Numbrs Personal Finance AG
- Company type: Aktiengesellschaft
- Industry: Financial technology
- Founded: 2012; 14 years ago
- Headquarters: Baar, Switzerland
- Area served: Germany and Switzerland
- Key people: Martin Saidler (Executive chairman)
- Products: Bitcoin storage, account aggregation
- Number of employees: 70
- Website: www.numbrs.com

= Numbrs Personal Finance =

Swiss financial technology company

Numbrs Personal Finance AG (formerly known as Centralway Numbrs) is a financial technology company based in Switzerland. The company offers offline storage solution for bitcoins but used to provide an app called Numbrs that aggregates bank accounts and credit card information and facilitates mobile banking and personal financial planning used in Germany and the UK.

==History==
The company was founded in 2012 by Julien Arnold, along with Dennis Just and Johannes Hübner, in a corporate accelerator controlled by Martin Saidler's company, Centralway. The company's product was inspired by the Mint app, a bank account aggregating app available in the US at that time. Arnold left the company in 2015.

The company demonstrated its app in 2013 at a financial technology conference, and it launched in Germany in 2014.

When it was first launched in 2014, the app could be used for mobile banking, aggregating any number of bank accounts, handling banking transactions, classifying records of spendings, and preparing financial plans. In November 2014 it had two stars out of five in the Apple app store.

In 2015 German consumer magazine Finanztest gave the app a score of "unsatisfactory" because the company retained customers' data on its servers, which raised consumer privacy concerns.
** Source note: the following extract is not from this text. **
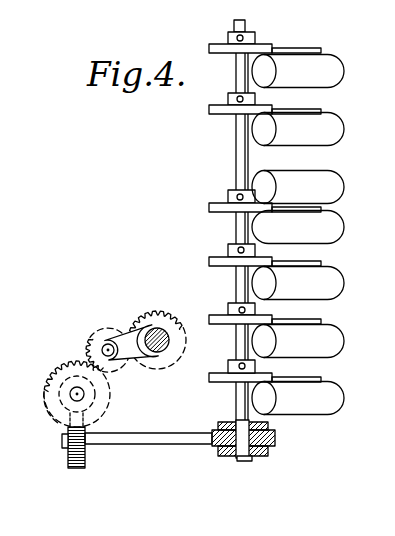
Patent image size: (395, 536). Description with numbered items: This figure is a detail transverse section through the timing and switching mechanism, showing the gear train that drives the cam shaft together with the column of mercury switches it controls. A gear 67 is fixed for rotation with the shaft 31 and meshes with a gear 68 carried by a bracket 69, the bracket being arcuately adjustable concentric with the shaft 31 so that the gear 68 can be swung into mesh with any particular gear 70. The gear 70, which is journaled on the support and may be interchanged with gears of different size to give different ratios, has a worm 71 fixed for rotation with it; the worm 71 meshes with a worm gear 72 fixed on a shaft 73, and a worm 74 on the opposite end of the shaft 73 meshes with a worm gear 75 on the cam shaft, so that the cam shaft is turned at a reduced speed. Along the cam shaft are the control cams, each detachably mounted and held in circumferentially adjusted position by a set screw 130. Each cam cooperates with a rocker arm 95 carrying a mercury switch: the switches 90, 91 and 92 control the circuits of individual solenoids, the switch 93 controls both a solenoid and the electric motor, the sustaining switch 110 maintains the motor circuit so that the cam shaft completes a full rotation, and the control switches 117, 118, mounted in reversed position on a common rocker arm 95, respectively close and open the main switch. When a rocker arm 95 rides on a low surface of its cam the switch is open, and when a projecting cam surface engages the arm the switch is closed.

As of January 2017 the company had raised $125 million from investors including Saidler's family office, which was the majority shareholder, Marcel Ospel, Sir Ronald Cohen, Josef Ackermann, Alan Howard, and the Investment Corporation of Dubai; the company also said that 1.5m accounts had been entered into the app by that time.
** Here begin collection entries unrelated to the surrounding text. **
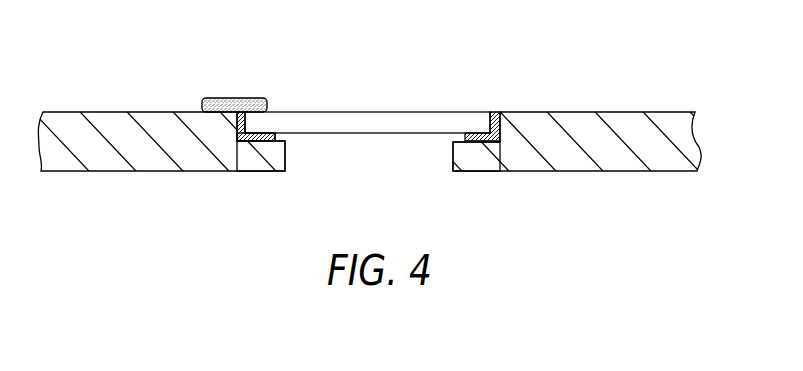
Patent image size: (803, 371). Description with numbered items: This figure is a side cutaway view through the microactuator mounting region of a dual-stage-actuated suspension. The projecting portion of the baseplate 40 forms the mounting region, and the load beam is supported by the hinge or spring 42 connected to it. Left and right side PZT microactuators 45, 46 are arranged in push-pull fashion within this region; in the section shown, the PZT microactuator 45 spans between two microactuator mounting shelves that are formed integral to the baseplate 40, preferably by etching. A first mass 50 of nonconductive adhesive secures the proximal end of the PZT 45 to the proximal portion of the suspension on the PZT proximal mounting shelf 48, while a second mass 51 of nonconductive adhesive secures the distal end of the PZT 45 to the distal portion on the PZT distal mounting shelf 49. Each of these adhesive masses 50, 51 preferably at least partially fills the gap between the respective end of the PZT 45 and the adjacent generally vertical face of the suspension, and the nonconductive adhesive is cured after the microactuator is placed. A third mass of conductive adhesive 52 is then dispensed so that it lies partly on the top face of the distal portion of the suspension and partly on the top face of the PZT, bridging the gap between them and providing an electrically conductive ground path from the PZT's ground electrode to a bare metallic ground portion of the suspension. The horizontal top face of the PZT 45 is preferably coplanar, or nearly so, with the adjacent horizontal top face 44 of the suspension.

The baseplate 40 is at (606, 88).
The hinge or spring 42 is at (110, 76).
The horizontal top face of the suspension 44 is at (527, 112).
The PZT microactuator 45 is at (367, 112).
The PZT microactuator 46 is at (213, 105).
The PZT proximal mounting shelf 48 is at (483, 141).
The PZT distal mounting shelf 49 is at (257, 141).
The first mass of nonconductive adhesive 50 is at (463, 138).
The second mass of nonconductive adhesive 51 is at (275, 135).
The conductive adhesive 52 is at (237, 106).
Early in 2017 the company struck deals with three German banks, Postbank, Norisbank, and SWK Bank, that allowed the app to work with accounts from those banks so that users could compare the terms of various banking-related offers and apply for an account, a loan or a credit card directly via the app. Numbrs' business plan had been to generate revenue by getting paid by banking partners when users generate new business through the app through arrangements like this, and this was the company's first set of such money-making arrangements.

In March 2017 the company hired Oyvind Oanes as its CEO, and in June 2017 it cut about a third of its workforce.
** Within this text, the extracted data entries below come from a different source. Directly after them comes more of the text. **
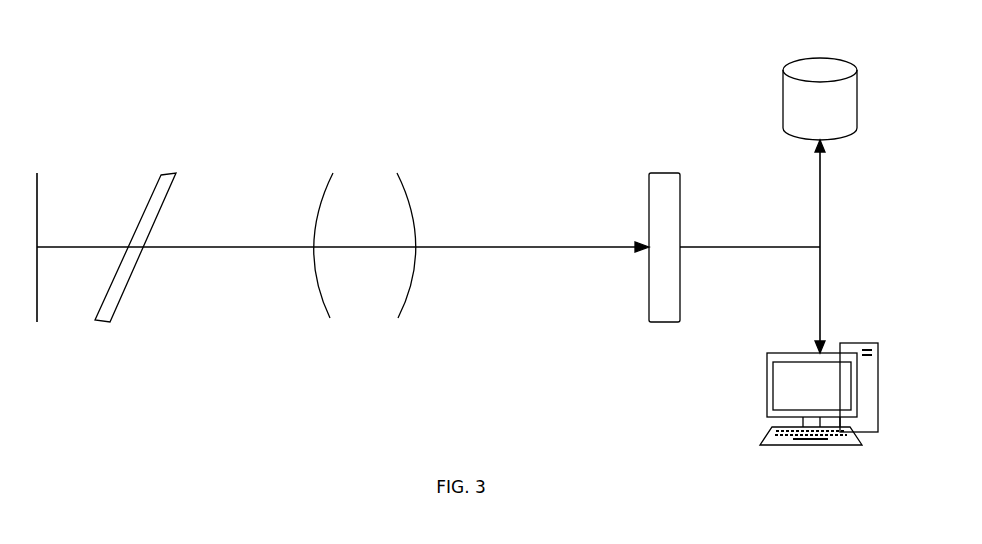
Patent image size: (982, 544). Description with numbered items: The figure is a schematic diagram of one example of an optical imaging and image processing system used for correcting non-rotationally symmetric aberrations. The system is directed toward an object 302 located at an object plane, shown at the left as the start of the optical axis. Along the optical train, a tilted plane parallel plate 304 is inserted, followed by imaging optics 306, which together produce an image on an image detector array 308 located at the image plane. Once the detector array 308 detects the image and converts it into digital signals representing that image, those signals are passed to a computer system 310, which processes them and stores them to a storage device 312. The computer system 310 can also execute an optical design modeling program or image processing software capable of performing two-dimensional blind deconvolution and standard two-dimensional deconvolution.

The object 302 is at (37, 235).
The tilted plane parallel plate 304 is at (140, 235).
The imaging optics 306 is at (365, 231).
The image detector array 308 is at (665, 231).
The computer system 310 is at (819, 410).
The storage device 312 is at (820, 86).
In November 2017 the company changed its name from "Centralway Numbrs" to "Numbrs Personal Finance AG".

In May 2018 Oyvind Oanes stepped down as CEO and left the company.

In May 2020 the company announced a restructuring with the goal of reducing their workforce by almost 50 percent (62 employees).

The company pivoted to provide Bitcoin offline storage solutions from a dedicated data centre based in Zug.